Nas décadas de 60 e 70 houve alianças com ditaduras. No caso brasileiro, após um período pró-mercado, no governo Castello Branco, seguiu-se uma era desenvolvimentista, com Médici-Delfim Netto, e um período de planejamento centralizado – com Geisel-Reis Velloso, reforçando, para o mercado, as dificuldades das alianças com ditaduras, já que fica-se na dependência da cabeça do ditador do momento.

Nos anos 90, retomou-se a busca de aliados na política. E a aliança mais profícua foi com Fernando Henrique Cardoso e a turma do Real, brandindo a bandeira da luta contra a inflação para impor as medidas mais impopulares, benéficas ao grande capital e nocivas ao desenvolvimento. Seguiu-se o período Lula-Dilma e a ofensiva mais atrevida, com o impeachment de Dilma e a entrada de Temer.

Como lembrou Kataguari, em seu debate, ali foi o auge da direita. Conseguiu-se a condenação e prisão de Lula, o desmonte da legislação trabalhista, da estrutura sindical, da Previdência, a maluquice da Lei do Teto por 20 anos, abriram-se as comportas para uma privatização selvagem.

Aí entra o fator Bolsonaro, com sua selvageria e a tragédia no enfrentamento da pandemia, ameaçando o próprio conceito de Nação e, com isso, abreviando o ciclo da direita mercadista nacional.

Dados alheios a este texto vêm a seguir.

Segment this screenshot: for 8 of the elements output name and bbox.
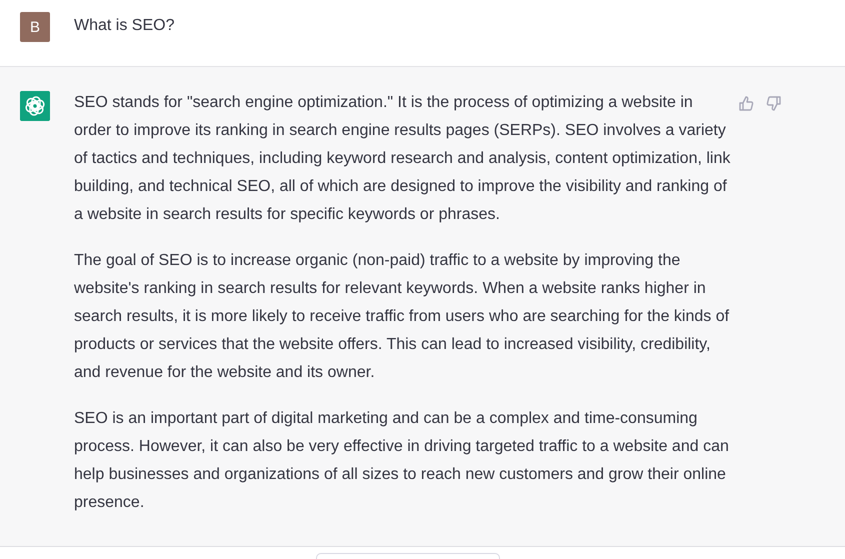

Ocorreu o mesmo nos Estados Unidos com o fenômeno Donald Trump. Sua gestão foi tão extravagante e tão desastrosa no combate ao Covid-19, que impediu a reeleição abrindo espaço para a eleição de Joe Biden.

O choque provocado pela pandemia expôs de maneira crua os desatinos das políticas liberais, a extraordinária concentração de renda e o abandono dos extratos sociais de menor renda.

Mais que isso, expôs o lado imprescindível do Estado nacional e das políticas públicas.

Peça 4 – a volta para a centro-esquerda

Independentemente dos desdobramentos das alianças políticas, o país caminhará, no pós-Bolsonaro, para a centro-esquerda, com a revalorização do papel do Estado, especialmente nas áreas de educação e saúde, com uma visão mais civilizada das relações de trabalho, das políticas ambientais, com um novo enfoque do federalismo – depois que os governadores se comportaram como âncoras para impedir que as loucuras de Bolsonaro jogassem o país ao mar.

Principalmente, será cortado o cordão umbilical entre o Banco Central e o mercado e o controle absoluto do mercado sobre as políticas monetária e fiscal.

Os efeitos da revisão econômica tardia – encabeçada por André Lara Resende e nova geração de economistas – frutificará no próximo mandato presidencial.

Lá atrás se sabia que o país só começaria a mudar depois que visse a bocarra do monstro. Bolsonaro cumpriu esse papel didático.

Ainda haverá um bom trajeto pela frente. Levará algum tempo para que esse movimento de retomada dos valores públicos se imponha. Mas a caminhada é irreversível.